Upgrading to the Zeek Package Manager


The external package manager switched its name as well, from bro-pkg to zkg. On PyPI, both the old bro-pkg and new zkg packages share the same code-base, so you may continue using bro-pkg if you want, but it’s easy enough to switch for sake of consistency: run pip uninstall bro-pkg && pip install zkg.  Either way, a wrapper script is provided that forwards from bro-pkg to zkg


Renaming External Packages  


It's up to a package’s maintainer whether they want to rename a package that’s been using “bro” in its name—there’s nothing about such a package name that will be incompatible with Zeek 3.0.0. If you do want to rename your package, we recommend the following process, assuming it’s hosted on GitHub:
  1. Rename your GitHub repository from bro-foo to zeek-foo. GitHub will automatically provide a redirect from the old URL to the new URL, so people who had installed a package using the old URL will still be fine going forward.
  2. Add an alias to the package’s metadata: aliases = zeek-foo bro-foo. This tells zkg that old and new names are referring to the same package, and it will create corresponding symlinks so that explicit @load bro-foo directives will continue to work. See the documentation for more on aliases.
  3. Optionally, update the depends metadata field. The special dependencies zeek and zkg are replacing bro and bro-pkg, respectively, and zkg treats them as aliases.
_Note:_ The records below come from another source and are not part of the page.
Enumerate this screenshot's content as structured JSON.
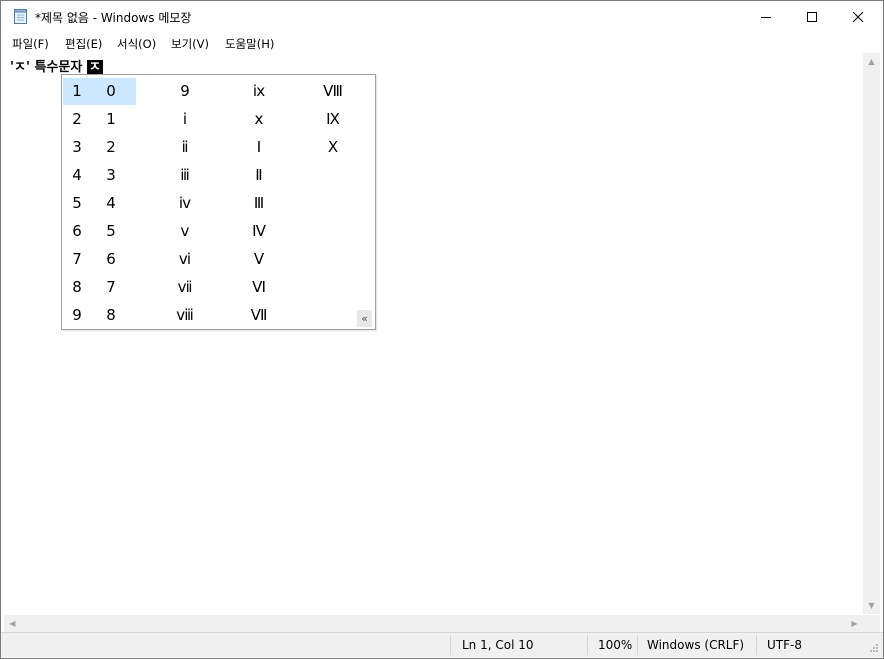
{
  "window": {
    "title": "*제목 없음 - Windows 메모장"
  },
  "menu": [
    "파일(F)",
    "편집(E)",
    "서식(O)",
    "보기(V)",
    "도움말(H)"
  ],
  "editor": {
    "text": "'ㅈ' 특수문자 ",
    "composing": "ㅈ"
  },
  "candidates": {
    "numbers": [
      "1",
      "2",
      "3",
      "4",
      "5",
      "6",
      "7",
      "8",
      "9"
    ],
    "rows": [
      [
        "0",
        "9",
        "ⅸ",
        "Ⅷ"
      ],
      [
        "1",
        "ⅰ",
        "ⅹ",
        "Ⅸ"
      ],
      [
        "2",
        "ⅱ",
        "Ⅰ",
        "Ⅹ"
      ],
      [
        "3",
        "ⅲ",
        "Ⅱ",
        ""
      ],
      [
        "4",
        "ⅳ",
        "Ⅲ",
        ""
      ],
      [
        "5",
        "ⅴ",
        "Ⅳ",
        ""
      ],
      [
        "6",
        "ⅵ",
        "Ⅴ",
        ""
      ],
      [
        "7",
        "ⅶ",
        "Ⅵ",
        ""
      ],
      [
        "8",
        "ⅷ",
        "Ⅶ",
        ""
      ]
    ],
    "selected_index": 0,
    "collapse_label": "«"
  },
  "status": {
    "position": "Ln 1, Col 10",
    "zoom": "100%",
    "line_ending": "Windows (CRLF)",
    "encoding": "UTF-8"
  },
  "icons": {
    "app": "notepad-icon",
    "minimize": "minimize-icon",
    "maximize": "maximize-icon",
    "close": "close-icon",
    "scroll_up": "scroll-up-arrow",
    "scroll_down": "scroll-down-arrow",
    "scroll_left": "scroll-left-arrow",
    "scroll_right": "scroll-right-arrow"
  },
  "colors": {
    "selection": "#cce8ff",
    "composition_bg": "#000000"
  }
}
Note, however, that existing bro-pkg installations won’t recognize the new names yet, so you might want to leave them in there to support users who have not yet upgraded. See the documentation for more.
  4. Re-register the renamed package, zeek-foo with central package source. Follow the normal directions to update your index file: remove the old URL for bro-foo and add the URL for zeek-foo.


Common Issues When Upgrading 


  • If you were running Bro as the bro user and intend to use a zeek user now, don't forget to remove/update any potential cron jobs you may have.
  • If you're installing Zeek on an old Bro host, remember to first shut down the old cluster using broctl.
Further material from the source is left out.